Carmen Jones is playwright Oscar Hammerstein II’s adaptation of Carmen, a 19th-century French opera set in Seville, Spain. In it, serviceman Don José is seduced away from his military duties and fiancée by a young gypsy named Carmen, ending – as operas often do – in tragedy for all involved.
Hammerstein’s adaptation strips the opera down to its core narrative and redresses it as a modern love story, setting it in the American deep South during WWII and transforming José into Joe, an African-American serviceman in love with Carmen Jones, who, ironically, manufactures parachutes for the War. Joe’s blind love for Carmen turns to jealousy when her affections are instead given to another man, setting in motion a chain of events from which there is no turning back.
Carmen Jones was Saul Bass’ first title sequence, and he landed the gig quite by accident. Having just moved from New York to Los Angeles to establish his practice, he was contacted by director Otto Preminger to brand the film. Preminger was so impressed with his work that he suggested that he also direct the sequence, thus beginning Bass’ forty-plus year career as a title designer.
The sequence is a combination of two simple, symbolic elements: an illustration of a rose and a perpetual fire, superimposed over one another for the duration of the sequence. For Bass, these elements summarized the emotional core of the film, in which love, lust, greed, betrayal, and rage are not only key motivators but are often ambiguous and indistinguishable from one another. Similarly, Bass echoes this confusion of intent by presenting the rose as a timid line drawing against the red-tinted live-action fire, assigning neither a clear symbolic value.
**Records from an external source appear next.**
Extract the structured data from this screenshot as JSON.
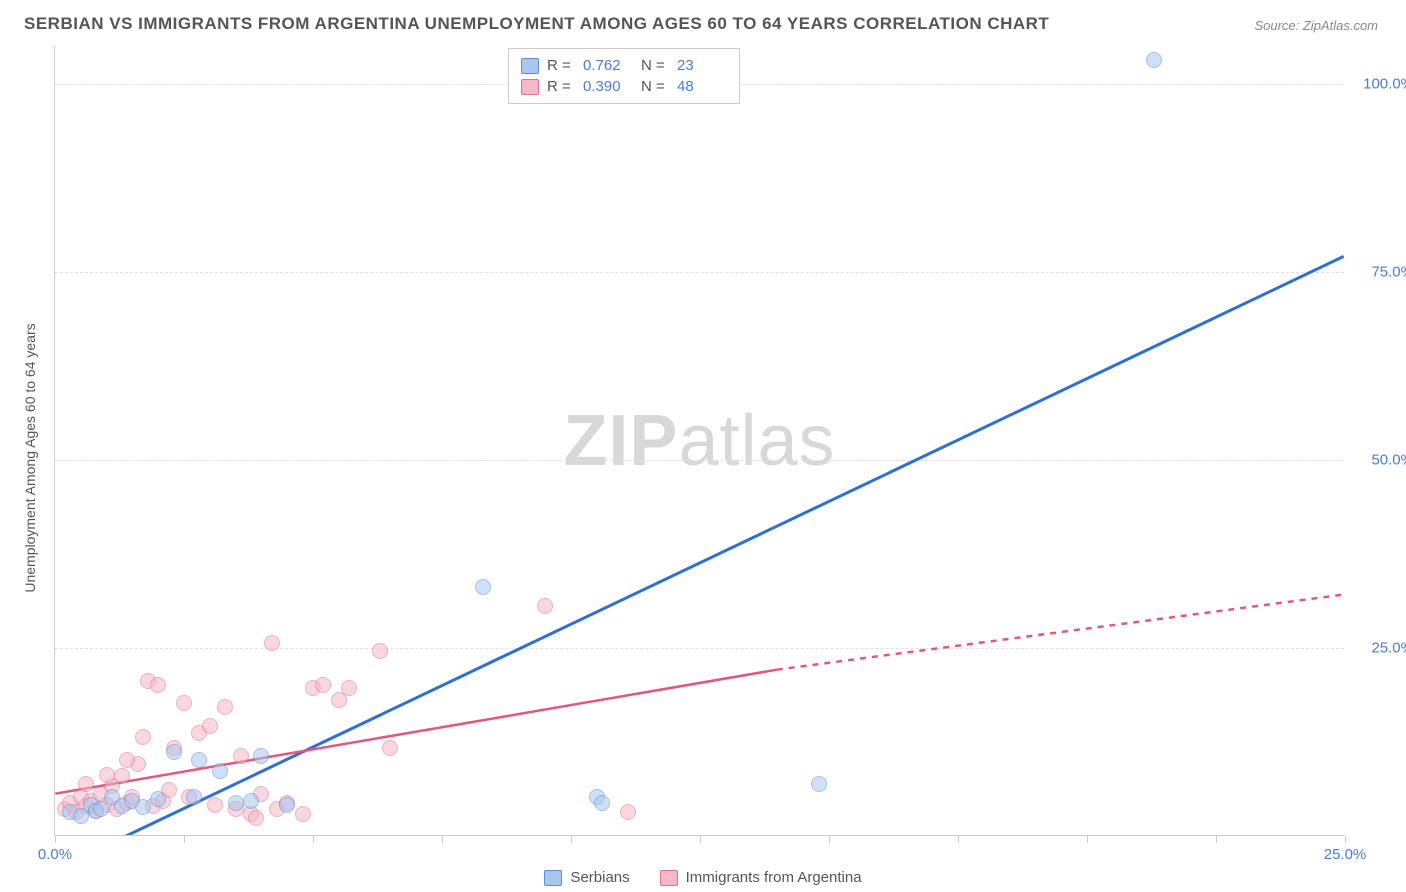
{
  "title": "SERBIAN VS IMMIGRANTS FROM ARGENTINA UNEMPLOYMENT AMONG AGES 60 TO 64 YEARS CORRELATION CHART",
  "source": "Source: ZipAtlas.com",
  "ylabel": "Unemployment Among Ages 60 to 64 years",
  "watermark_a": "ZIP",
  "watermark_b": "atlas",
  "chart": {
    "type": "scatter",
    "background_color": "#ffffff",
    "grid_color": "#e0e0e0",
    "gridline_dash": "4,4",
    "axis_color": "#cccccc",
    "tick_label_color": "#4a7dd4",
    "tick_fontsize": 15,
    "xlim": [
      0,
      25
    ],
    "ylim": [
      0,
      105
    ],
    "xticks": [
      0.0,
      2.5,
      5.0,
      7.5,
      10.0,
      12.5,
      15.0,
      17.5,
      20.0,
      22.5,
      25.0
    ],
    "xtick_labels_shown": {
      "0": "0.0%",
      "25": "25.0%"
    },
    "yticks": [
      25.0,
      50.0,
      75.0,
      100.0
    ],
    "ytick_labels": [
      "25.0%",
      "50.0%",
      "75.0%",
      "100.0%"
    ],
    "point_radius": 8,
    "point_opacity": 0.55,
    "point_stroke_width": 1
  },
  "series": {
    "serbians": {
      "label": "Serbians",
      "color_fill": "#a9c6f0",
      "color_stroke": "#5b8fd6",
      "trend_color": "#2e6fd6",
      "trend_width": 3,
      "trend_style": "solid",
      "trend": {
        "x1": 0.8,
        "y1": -2,
        "x2": 25,
        "y2": 77
      },
      "R": "0.762",
      "N": "23",
      "points": [
        [
          0.3,
          3
        ],
        [
          0.5,
          2.5
        ],
        [
          0.7,
          4
        ],
        [
          0.8,
          3.2
        ],
        [
          0.9,
          3.5
        ],
        [
          1.1,
          5
        ],
        [
          1.3,
          3.8
        ],
        [
          1.5,
          4.5
        ],
        [
          1.7,
          3.7
        ],
        [
          2.0,
          4.8
        ],
        [
          2.3,
          11
        ],
        [
          2.7,
          5
        ],
        [
          2.8,
          10
        ],
        [
          3.2,
          8.5
        ],
        [
          3.5,
          4.2
        ],
        [
          3.8,
          4.5
        ],
        [
          4.0,
          10.5
        ],
        [
          4.5,
          4.0
        ],
        [
          8.3,
          33
        ],
        [
          10.5,
          5
        ],
        [
          10.6,
          4.2
        ],
        [
          14.8,
          6.8
        ],
        [
          21.3,
          103
        ]
      ]
    },
    "immigrants": {
      "label": "Immigrants from Argentina",
      "color_fill": "#f4b8c6",
      "color_stroke": "#e07090",
      "trend_color": "#e5567e",
      "trend_width": 2.5,
      "trend_solid": {
        "x1": 0,
        "y1": 5.5,
        "x2": 14,
        "y2": 22
      },
      "trend_dash": {
        "x1": 14,
        "y1": 22,
        "x2": 25,
        "y2": 32
      },
      "R": "0.390",
      "N": "48",
      "points": [
        [
          0.2,
          3.5
        ],
        [
          0.3,
          4.2
        ],
        [
          0.4,
          3.0
        ],
        [
          0.5,
          5.0
        ],
        [
          0.6,
          3.8
        ],
        [
          0.7,
          4.5
        ],
        [
          0.8,
          3.2
        ],
        [
          0.9,
          5.5
        ],
        [
          1.0,
          4.0
        ],
        [
          1.1,
          6.5
        ],
        [
          1.2,
          3.5
        ],
        [
          1.3,
          7.8
        ],
        [
          1.4,
          4.2
        ],
        [
          1.5,
          5.0
        ],
        [
          1.7,
          13.0
        ],
        [
          1.8,
          20.5
        ],
        [
          1.9,
          3.8
        ],
        [
          2.0,
          20.0
        ],
        [
          2.1,
          4.5
        ],
        [
          2.3,
          11.5
        ],
        [
          2.5,
          17.5
        ],
        [
          2.6,
          5.0
        ],
        [
          2.8,
          13.5
        ],
        [
          3.0,
          14.5
        ],
        [
          3.1,
          4.0
        ],
        [
          3.3,
          17.0
        ],
        [
          3.5,
          3.5
        ],
        [
          3.8,
          2.8
        ],
        [
          3.9,
          2.2
        ],
        [
          4.0,
          5.5
        ],
        [
          4.2,
          25.5
        ],
        [
          4.3,
          3.5
        ],
        [
          4.5,
          4.2
        ],
        [
          4.8,
          2.8
        ],
        [
          5.0,
          19.5
        ],
        [
          5.2,
          20.0
        ],
        [
          5.5,
          18.0
        ],
        [
          5.7,
          19.5
        ],
        [
          6.3,
          24.5
        ],
        [
          6.5,
          11.5
        ],
        [
          9.5,
          30.5
        ],
        [
          11.1,
          3.0
        ],
        [
          1.0,
          8.0
        ],
        [
          1.6,
          9.5
        ],
        [
          0.6,
          6.8
        ],
        [
          2.2,
          6.0
        ],
        [
          1.4,
          10.0
        ],
        [
          3.6,
          10.5
        ]
      ]
    }
  },
  "legend_top": [
    {
      "swatch": "serbians",
      "R_label": "R =",
      "R": "0.762",
      "N_label": "N =",
      "N": "23"
    },
    {
      "swatch": "immigrants",
      "R_label": "R =",
      "R": "0.390",
      "N_label": "N =",
      "N": "48"
    }
  ],
  "legend_bottom": [
    {
      "swatch": "serbians",
      "label": "Serbians"
    },
    {
      "swatch": "immigrants",
      "label": "Immigrants from Argentina"
    }
  ]
}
And while a first read of Bass’ symbols would indicate that love is inevitably consumed by the flames of lust, it is noteworthy that neither the fire or the rose decay over the course of the sequence, indicating that the two are perhaps imperishable and distinct by their own merit, forced into an uncommon union by external factors.
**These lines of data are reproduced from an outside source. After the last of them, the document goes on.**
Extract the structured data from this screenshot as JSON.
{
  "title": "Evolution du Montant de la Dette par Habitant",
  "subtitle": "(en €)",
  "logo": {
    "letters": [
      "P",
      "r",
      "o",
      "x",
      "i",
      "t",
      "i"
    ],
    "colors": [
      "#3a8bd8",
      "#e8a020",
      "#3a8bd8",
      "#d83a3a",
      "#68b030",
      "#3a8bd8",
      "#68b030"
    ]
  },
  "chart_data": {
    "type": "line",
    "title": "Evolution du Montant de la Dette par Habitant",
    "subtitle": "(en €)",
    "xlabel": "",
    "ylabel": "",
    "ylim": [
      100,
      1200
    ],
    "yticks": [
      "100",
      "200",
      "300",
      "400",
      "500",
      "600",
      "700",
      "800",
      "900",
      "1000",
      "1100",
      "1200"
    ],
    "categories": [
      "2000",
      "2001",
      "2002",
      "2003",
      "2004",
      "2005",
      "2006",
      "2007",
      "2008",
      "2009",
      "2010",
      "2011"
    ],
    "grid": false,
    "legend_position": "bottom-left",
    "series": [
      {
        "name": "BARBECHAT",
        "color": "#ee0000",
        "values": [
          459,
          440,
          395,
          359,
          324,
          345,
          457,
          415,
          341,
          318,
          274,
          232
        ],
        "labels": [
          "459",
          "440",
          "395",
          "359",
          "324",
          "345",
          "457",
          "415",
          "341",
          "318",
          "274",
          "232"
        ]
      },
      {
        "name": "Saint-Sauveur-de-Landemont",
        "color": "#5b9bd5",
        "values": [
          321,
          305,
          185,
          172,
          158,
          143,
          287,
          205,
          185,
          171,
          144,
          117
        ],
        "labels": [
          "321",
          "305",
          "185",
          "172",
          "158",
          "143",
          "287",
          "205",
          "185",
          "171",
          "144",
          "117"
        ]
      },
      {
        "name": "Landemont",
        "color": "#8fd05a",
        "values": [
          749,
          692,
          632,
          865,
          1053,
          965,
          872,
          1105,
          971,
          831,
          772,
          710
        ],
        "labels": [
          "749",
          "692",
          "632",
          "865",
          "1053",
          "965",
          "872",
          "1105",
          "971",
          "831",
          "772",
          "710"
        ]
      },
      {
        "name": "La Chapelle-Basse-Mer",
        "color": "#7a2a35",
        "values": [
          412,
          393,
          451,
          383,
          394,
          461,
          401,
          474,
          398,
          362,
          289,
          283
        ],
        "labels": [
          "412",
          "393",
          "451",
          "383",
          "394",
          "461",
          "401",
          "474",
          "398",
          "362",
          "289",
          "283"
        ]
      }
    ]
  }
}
It could also easily be assumed that the rose is symbolic of Joe’s love for Carmen, and the fire is representative of Carmen’s wild (and occasionally dangerous) nature. But both Carmen and Joe are complex characters, waning through the emotional spectrum over the course of the film. As such, neither symbol is an accurate summary of their individual motives; instead, Bass’ juxtaposition of the two speaks more to the eventual polarization of their dynamic relationship.
The sequence is scored with an adaptation of Georges Biset’s “Carmen Overture” – a nod to the original 1845 opera. The typeface and the title cards themselves were designed and set by Harold Adler – a lettering artist who would continue to collaborate with Bass for another twenty years on many of his title and film branding projects, including Psycho and The Seven Year Itch.